Goranova concludes that the introduction of digital-based autonomous investigation in reference to the prediction of an abdominal aneurysm rupture risk is very helpful regarding lower than 5,5 mm diameter aneurysms because the achieved informational insight proved to be more precise when compared to the clinicians’ approach to foresee the aneurisms’ developments. However, she warns that the software may produce incorrect forecasts regarding large aneurysms because all bio-data (despite the diameter measurement) are dynamic and may undergo substantial changes at any moment. Meanwhile, the specific software with which she experimented considers them as static – being constant at the level obtained during the patient CT investigation performance. For instance, the higher the aneurysm expansion is, the thinner its wall becomes, so it may hold a rupture at the blood pressure level during the CT conduct. However, the same aneurysm may become very dangerous if a high blood pressure crisis arises for this patient, because the stronger the pressure on a thin wall is, the higher the probability of its puncture grows.   

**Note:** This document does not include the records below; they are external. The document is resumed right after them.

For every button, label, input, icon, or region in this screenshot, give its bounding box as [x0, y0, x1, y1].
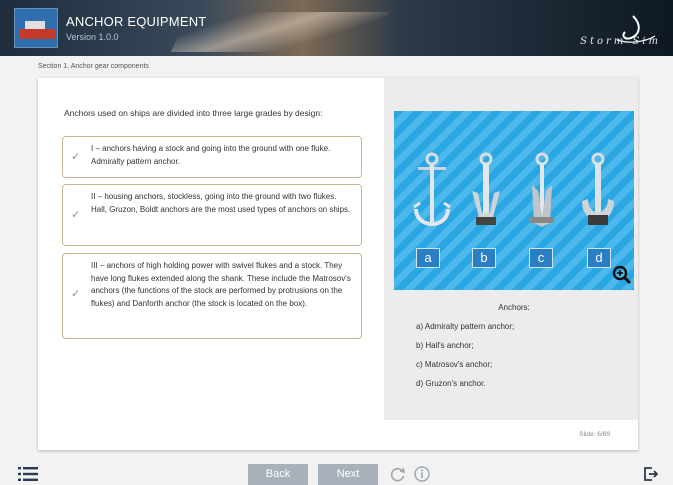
grade-item-text: I – anchors having a stock and going int…: [91, 144, 331, 166]
check-icon: ✓: [71, 288, 81, 300]
slide-counter: Slide: 6/89: [579, 431, 610, 438]
anchor-label-c: c: [529, 248, 553, 268]
app-header: ANCHOR EQUIPMENT Version 1.0.0 Storm Sim: [0, 0, 673, 56]
matrosov-anchor-icon: [530, 152, 554, 227]
next-button[interactable]: Next: [318, 464, 378, 485]
gruzon-anchor-icon: [582, 152, 614, 225]
brand-name: Storm Sim: [580, 36, 661, 47]
slide-card: Anchors used on ships are divided into t…: [38, 78, 638, 450]
app-subtitle: Version 1.0.0: [66, 32, 119, 42]
figure-caption-line: d) Gruzon's anchor.: [416, 379, 486, 388]
grade-item-text: II – housing anchors, stockless, going i…: [91, 192, 351, 214]
exit-icon[interactable]: [644, 467, 658, 481]
intro-text: Anchors used on ships are divided into t…: [64, 108, 323, 118]
grade-item-3: ✓ III – anchors of high holding power wi…: [62, 253, 362, 339]
check-icon: ✓: [71, 209, 81, 221]
figure-caption-line: b) Hall's anchor;: [416, 341, 474, 350]
check-icon: ✓: [71, 151, 81, 163]
admiralty-anchor-icon: [413, 152, 451, 226]
app-title: ANCHOR EQUIPMENT: [66, 14, 207, 29]
anchor-label-a: a: [416, 248, 440, 268]
menu-list-icon[interactable]: [18, 467, 38, 481]
hall-anchor-icon: [472, 152, 500, 225]
figure-caption-line: a) Admiralty pattern anchor;: [416, 322, 515, 331]
figure-panel: a b c d Anchors: a) Admiralty pattern an…: [384, 78, 638, 420]
anchors-image[interactable]: a b c d: [394, 111, 634, 290]
grade-item-text: III – anchors of high holding power with…: [91, 261, 351, 308]
figure-caption-title: Anchors:: [498, 303, 530, 312]
info-icon[interactable]: [414, 466, 430, 482]
back-button[interactable]: Back: [248, 464, 308, 485]
grade-item-1: ✓ I – anchors having a stock and going i…: [62, 136, 362, 178]
reload-icon[interactable]: [390, 466, 406, 482]
figure-caption-line: c) Matrosov's anchor;: [416, 360, 493, 369]
course-thumbnail: [14, 8, 58, 48]
section-breadcrumb: Section 1. Anchor gear components: [38, 63, 149, 70]
zoom-in-icon[interactable]: [612, 265, 632, 285]
grade-item-2: ✓ II – housing anchors, stockless, going…: [62, 184, 362, 246]
anchor-label-b: b: [472, 248, 496, 268]
anchor-label-d: d: [587, 248, 611, 268]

Significantly, because any AI activity strongly depends on the initial data supply quality, one should be certain that the former patients’ data is precise. For example, if dealing with Computer Vision, a clinician should ensure that the resolution of past CT images corresponds to the new technology requirements. As AI implementation requires a constant Big Data upload, today, experts in various medical specialties must drive the process by arranging precise data source channels. In this trend, currently, v-Registry Global Real World Evidence Project is offering a perfect example of a validated, standardized yet also customizable option for proper machine learning, moreover in a multi-lingual scenario. Of particular notice, the related privacy control appropriate management. 

CONCLUSION  

Physicians must be open-minded to any potential AI solution related to their area of competence and must study them critically based on their experience. If it has undergone a trial in advance of its implementation, doctors will be provided with evidence of its autonomously generated diagnostics and treatment plans precision and accuracy. In addition, the suggested retrospective mode of independent investigation by clinicians or clinical teams is very helpful because to allows direct comparison between their opinions and the AI-generated conclusions. Most importantly:  

  1. Any AI production strongly depends on the quality of data supply, so this is a crucial issue in terms of any examination of its trustworthiness. If you upload garbage, any AI processing will result in pure rubbish!  
  2. As explained in this article, both suggested methods of investigating AI autonomous activity pose no threat to patients and secure AI reliability in a very confident manner.  
  3. According to us, AI will never reach the level of human critical thinking. Therefore, AI cannot substitute a human doctor, unless a critical patient situation arises, characterized by the impossibility of reaching medical assistance on behalf of a physician. However, soon, human critical thinking will run in a new environment where AI operates in various domains 24/7.  
  4. Clinician teams must never straightly apply conclusions of AI in case of contradiction between their opinions and the machine outcomes. If such a situation occurs, one should always consult a more experienced colleague.